The Efficacy, Safety and Tolerability of Oral NP202 in Adults who have Paroxysmal Atrial Fibrillation and a Cardiac Device

NP202 has been shown to reduce rhythm disturbances in heart muscle in the ventricles, and it is compelling to discover if it similarly reduces rhythm disturbances in heart muscle in the atria. As AF is the most common rhythm disturbance in the atria, it is the most suitable target to investigate a benefit. This is a single-centre, randomised, double blind, placebo controlled study to assess the efficacy, safety and tolerability of NP202. Subjects will be screened during routine interrogation of their cardiac device. Eligible subjects will have a high burden of paroxysmal atrial fibrillation.

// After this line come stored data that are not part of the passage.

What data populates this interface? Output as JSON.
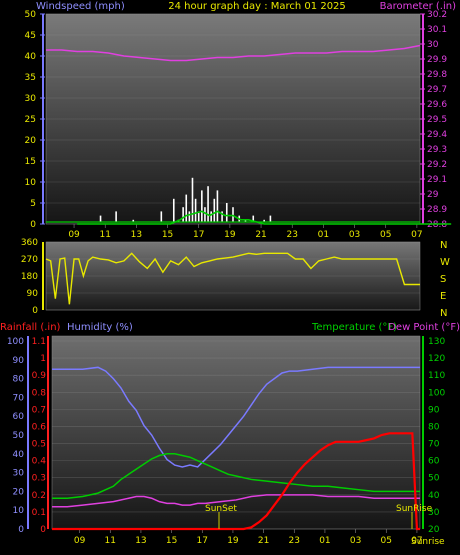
{
  "chart_data": [
    {
      "type": "line",
      "title": "24 hour graph day : March 01 2025",
      "ylabel_left": "Windspeed (mph)",
      "ylabel_right": "Barometer (.in)",
      "ylim_left": [
        0,
        50
      ],
      "ylim_right": [
        28.8,
        30.2
      ],
      "yticks_left": [
        "0",
        "5",
        "10",
        "15",
        "20",
        "25",
        "30",
        "35",
        "40",
        "45",
        "50"
      ],
      "yticks_right": [
        "28.8",
        "28.9",
        "29",
        "29.1",
        "29.2",
        "29.3",
        "29.4",
        "29.5",
        "29.6",
        "29.7",
        "29.8",
        "29.9",
        "30",
        "30.1",
        "30.2"
      ],
      "xticks": [
        "09",
        "11",
        "13",
        "15",
        "17",
        "19",
        "21",
        "23",
        "01",
        "03",
        "05",
        "07"
      ],
      "series": [
        {
          "name": "Barometer",
          "axis": "right",
          "color": "#e040e0",
          "x": [
            0,
            1,
            2,
            3,
            4,
            5,
            6,
            7,
            8,
            9,
            10,
            11,
            12,
            13,
            14,
            15,
            16,
            17,
            18,
            19,
            20,
            21,
            22,
            23,
            24
          ],
          "values": [
            29.96,
            29.96,
            29.95,
            29.95,
            29.94,
            29.92,
            29.91,
            29.9,
            29.89,
            29.89,
            29.9,
            29.91,
            29.91,
            29.92,
            29.92,
            29.93,
            29.94,
            29.94,
            29.94,
            29.95,
            29.95,
            29.95,
            29.96,
            29.97,
            29.99
          ]
        },
        {
          "name": "Wind gust",
          "axis": "left",
          "color": "#ffffff",
          "x": [
            0,
            1,
            1.5,
            2,
            2.5,
            3,
            3.6,
            4,
            4.3,
            4.6,
            5,
            5.4,
            5.8,
            6.2,
            6.5,
            6.8,
            7,
            7.2,
            7.4,
            7.6,
            7.8,
            8,
            8.2,
            8.4,
            8.6,
            8.8,
            9,
            9.3,
            9.6,
            10,
            10.4,
            10.8,
            11.3,
            11.8,
            12,
            12.4,
            13,
            14,
            14.5,
            15,
            15.5,
            16,
            16.5,
            17,
            18,
            19,
            20,
            21,
            22,
            23,
            24
          ],
          "values": [
            0,
            0,
            2,
            0,
            3,
            0,
            1,
            0,
            0,
            0,
            0,
            3,
            0,
            6,
            1,
            4,
            7,
            3,
            11,
            6,
            3,
            8,
            4,
            9,
            3,
            6,
            8,
            3,
            5,
            4,
            2,
            1,
            2,
            0,
            1,
            2,
            0,
            0,
            0,
            0,
            0,
            0,
            0,
            0,
            0,
            0,
            0,
            0,
            0,
            0,
            0
          ]
        },
        {
          "name": "Wind speed",
          "axis": "left",
          "color": "#00cc00",
          "x": [
            0,
            6,
            6.6,
            7,
            7.5,
            8,
            8.5,
            9,
            9.5,
            10,
            10.5,
            11,
            11.5,
            12,
            24
          ],
          "values": [
            0,
            0,
            1,
            2,
            2.5,
            3,
            2,
            3,
            2,
            2,
            1,
            1,
            0.5,
            0,
            0
          ]
        }
      ]
    },
    {
      "type": "line",
      "title": "",
      "ylabel_right": "N W S E N",
      "ylim": [
        0,
        360
      ],
      "yticks": [
        "0",
        "90",
        "180",
        "270",
        "360"
      ],
      "series": [
        {
          "name": "Wind direction",
          "color": "#e8e800",
          "x": [
            0,
            0.3,
            0.6,
            0.9,
            1.2,
            1.5,
            1.8,
            2.1,
            2.4,
            2.7,
            3,
            3.5,
            4,
            4.5,
            5,
            5.5,
            6,
            6.5,
            7,
            7.5,
            8,
            8.5,
            9,
            9.5,
            10,
            10.5,
            11,
            11.5,
            12,
            12.5,
            13,
            13.5,
            14,
            14.5,
            15,
            15.5,
            16,
            16.5,
            17,
            17.5,
            18,
            18.5,
            19,
            19.5,
            20,
            20.5,
            21,
            21.5,
            22,
            22.5,
            23,
            23.5,
            24
          ],
          "values": [
            270,
            260,
            60,
            270,
            275,
            30,
            270,
            270,
            180,
            260,
            280,
            270,
            265,
            250,
            260,
            300,
            255,
            220,
            270,
            200,
            260,
            240,
            280,
            230,
            250,
            260,
            270,
            275,
            280,
            290,
            300,
            295,
            300,
            300,
            300,
            300,
            270,
            270,
            220,
            260,
            270,
            280,
            270,
            270,
            270,
            270,
            270,
            270,
            270,
            270,
            135,
            135,
            135
          ]
        }
      ]
    },
    {
      "type": "line",
      "title": "",
      "ylabel_left_1": "Rainfall (.in)",
      "ylabel_left_2": "Humidity (%)",
      "ylabel_right_1": "Temperature (°F)",
      "ylabel_right_2": "Dew Point (°F)",
      "ylim_rain": [
        0,
        1.1
      ],
      "ylim_humidity": [
        0,
        100
      ],
      "ylim_temp": [
        20,
        130
      ],
      "yticks_humidity": [
        "0",
        "10",
        "20",
        "30",
        "40",
        "50",
        "60",
        "70",
        "80",
        "90",
        "100"
      ],
      "yticks_rain": [
        "0",
        "0.1",
        "0.2",
        "0.3",
        "0.4",
        "0.5",
        "0.6",
        "0.7",
        "0.8",
        "0.9",
        "1",
        "1.1"
      ],
      "yticks_temp": [
        "20",
        "30",
        "40",
        "50",
        "60",
        "70",
        "80",
        "90",
        "100",
        "110",
        "120",
        "130"
      ],
      "xticks": [
        "09",
        "11",
        "13",
        "15",
        "17",
        "19",
        "21",
        "23",
        "01",
        "03",
        "05",
        "07"
      ],
      "annotations": [
        "SunSet",
        "SunRise",
        "Sunrise"
      ],
      "series": [
        {
          "name": "Humidity",
          "axis": "humidity",
          "color": "#7a7aff",
          "x": [
            0,
            1,
            2,
            3,
            3.5,
            4,
            4.5,
            5,
            5.5,
            6,
            6.5,
            7,
            7.5,
            8,
            8.5,
            9,
            9.5,
            10,
            10.5,
            11,
            11.5,
            12,
            12.5,
            13,
            13.5,
            14,
            14.5,
            15,
            15.5,
            16,
            17,
            18,
            19,
            20,
            21,
            22,
            23,
            24
          ],
          "values": [
            85,
            85,
            85,
            86,
            84,
            80,
            75,
            68,
            63,
            55,
            50,
            43,
            37,
            34,
            33,
            34,
            33,
            37,
            41,
            45,
            50,
            55,
            60,
            66,
            72,
            77,
            80,
            83,
            84,
            84,
            85,
            86,
            86,
            86,
            86,
            86,
            86,
            86
          ]
        },
        {
          "name": "Temperature",
          "axis": "temp",
          "color": "#00cc00",
          "x": [
            0,
            1,
            2,
            3,
            3.5,
            4,
            4.5,
            5,
            5.5,
            6,
            6.5,
            7,
            7.5,
            8,
            8.5,
            9,
            9.5,
            10,
            10.5,
            11,
            11.5,
            12,
            13,
            14,
            15,
            16,
            17,
            18,
            19,
            20,
            21,
            22,
            23,
            24
          ],
          "values": [
            38,
            38,
            39,
            41,
            43,
            45,
            49,
            52,
            55,
            58,
            61,
            63,
            64,
            64,
            63,
            62,
            60,
            58,
            56,
            54,
            52,
            51,
            49,
            48,
            47,
            46,
            45,
            45,
            44,
            43,
            42,
            42,
            42,
            42
          ]
        },
        {
          "name": "Dew Point",
          "axis": "temp",
          "color": "#e040e0",
          "x": [
            0,
            1,
            2,
            3,
            4,
            5,
            5.5,
            6,
            6.5,
            7,
            7.5,
            8,
            8.5,
            9,
            9.5,
            10,
            11,
            12,
            13,
            14,
            15,
            16,
            17,
            18,
            19,
            20,
            21,
            22,
            23,
            24
          ],
          "values": [
            33,
            33,
            34,
            35,
            36,
            38,
            39,
            39,
            38,
            36,
            35,
            35,
            34,
            34,
            35,
            35,
            36,
            37,
            39,
            40,
            40,
            40,
            40,
            39,
            39,
            39,
            38,
            38,
            38,
            38
          ]
        },
        {
          "name": "Rainfall",
          "axis": "rain",
          "color": "#ff0000",
          "x": [
            0,
            12,
            12.5,
            13,
            13.5,
            14,
            14.5,
            15,
            15.5,
            16,
            16.5,
            17,
            17.5,
            18,
            18.5,
            19,
            19.5,
            20,
            20.5,
            21,
            21.5,
            22,
            22.5,
            23,
            23.5,
            23.8,
            24
          ],
          "values": [
            0,
            0,
            0,
            0.01,
            0.04,
            0.08,
            0.14,
            0.2,
            0.27,
            0.33,
            0.38,
            0.42,
            0.46,
            0.49,
            0.51,
            0.51,
            0.51,
            0.51,
            0.52,
            0.53,
            0.55,
            0.56,
            0.56,
            0.56,
            0.56,
            0,
            0
          ]
        }
      ]
    }
  ]
}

They will be randomised and administered their first dose of investigational product (IP) on Study Day 1. Subjects will take their IP dose once a day for 1 month (30 days). During this treatment period they will return to the site for study visits at Week 2, and Months 1, 2, and 3. Month 3 is the end of the Treatment Period. Subject will return for follow up and the final study visit at Month 4. A Data Monitoring Committee (DMC) will review safety data at agreed recruitment and progression milestones to provide independent oversight of subject safety. Armaron Bio Pty Ltd has provided the study drug at no cost. They have not have provided any funding and the study investigators have full intellectual property and rights over the study data.